Şayet (yakınlarına, miskin ve misafir yolculara) vereceğin bir şeyin yoksa veya Rabbinden ümid ettiğin bir rahmeti aramak için onlardan ayrılmak mecburiyetinde isen, o vakit onlara yumuşak bir söz söyle. (Allah bize ve size rızık ihsan etsin diye dua eyle veya kendilerine vaadde bulun. Gönüllerini al!)

Elini boynuna bağlanmış kılma. Elini tutma. Hak yoluna harcamakta cimrilik etme ve elini de büsbütün açma. Yanında bulunan kendine lazım olan rızkın hepsini dağıtma ki, böyle yaparsan kınanmış ve perişan bir halde oturup kalırsın. Rabbin, kullarından dilediği kimsenin rızkını genişletir (bol verir), dilediğine de dar verir. Şüphesiz ki Allah kullarının her halini hakkıyla bilir ve görür.

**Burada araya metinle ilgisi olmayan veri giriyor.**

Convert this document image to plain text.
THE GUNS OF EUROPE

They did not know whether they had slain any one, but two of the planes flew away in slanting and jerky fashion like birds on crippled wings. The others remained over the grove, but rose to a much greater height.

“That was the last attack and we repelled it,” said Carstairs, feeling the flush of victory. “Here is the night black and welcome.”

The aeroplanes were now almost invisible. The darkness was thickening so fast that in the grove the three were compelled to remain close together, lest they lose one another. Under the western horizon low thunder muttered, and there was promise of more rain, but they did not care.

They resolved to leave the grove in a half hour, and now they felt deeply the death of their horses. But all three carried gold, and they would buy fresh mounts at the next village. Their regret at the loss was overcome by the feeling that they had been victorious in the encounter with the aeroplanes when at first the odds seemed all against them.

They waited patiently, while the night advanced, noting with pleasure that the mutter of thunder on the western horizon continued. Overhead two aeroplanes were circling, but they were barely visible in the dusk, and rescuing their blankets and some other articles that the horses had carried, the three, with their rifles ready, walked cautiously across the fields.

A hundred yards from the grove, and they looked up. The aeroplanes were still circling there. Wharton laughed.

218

Fakirlik korkusuyla evlatlarınızı öldürmeyin. Biz onların ve sizin rızkınızı elbette veririz. (Can veren nan, (ekmek) da verir.) Muhakkak ki, onların öldürülmesi büyük bir hatadır. (Çünkü böyle yapmakla onların nesilleri kesilir. Bilindiği gibi, cahiliyet devrinde, kız çocuklarını diri diri gömmek, Arablarda umumi bir adet idi. Cenab-ı Hak bu ayet-i kerime ile bu fena adeti men etmiştir.)

Zina tarafına sakın meyletmeyin ve yaklaşmayın. Şüphesiz ki, çirkin bir amel ve çok kötü bir yoldur. Haklı bir sebep olmadıkça, Allahın haram kıldığı bir cana kıymayın. Bir kimse, öldürülmesi icabeden bir hal yokken mazlum olarak öldürülürse, öldürülenin velisi için kuvvet, salahiyet verdik. (Yani, öldürülenin velisi, ya öldürülenin, yerine kısas olarak katilin de öldürülmesini ister, ya diyetini alır veyahut da affeder.) Fakat o varis yani öldürülenin velisi olan kimse de, katilde (kısas olarak katilin öldürülmesi hususunda) israf etmesin. (Cahiliyet zamanında olduğu gibi, katilin yerine akrabasından veya kabilesinin eşrafından bir başkasının öldürülmesini veya öldürülen eşraftan idi diye, kısas olarak karşı taraftan bir kaç kişinin öldürülmesini istemesin.) Muhakkak ki, öldürülenin velisi olan kimse, amirlerin, hakimlerin yardımıyla zaten yardıma mazhar olmuştur.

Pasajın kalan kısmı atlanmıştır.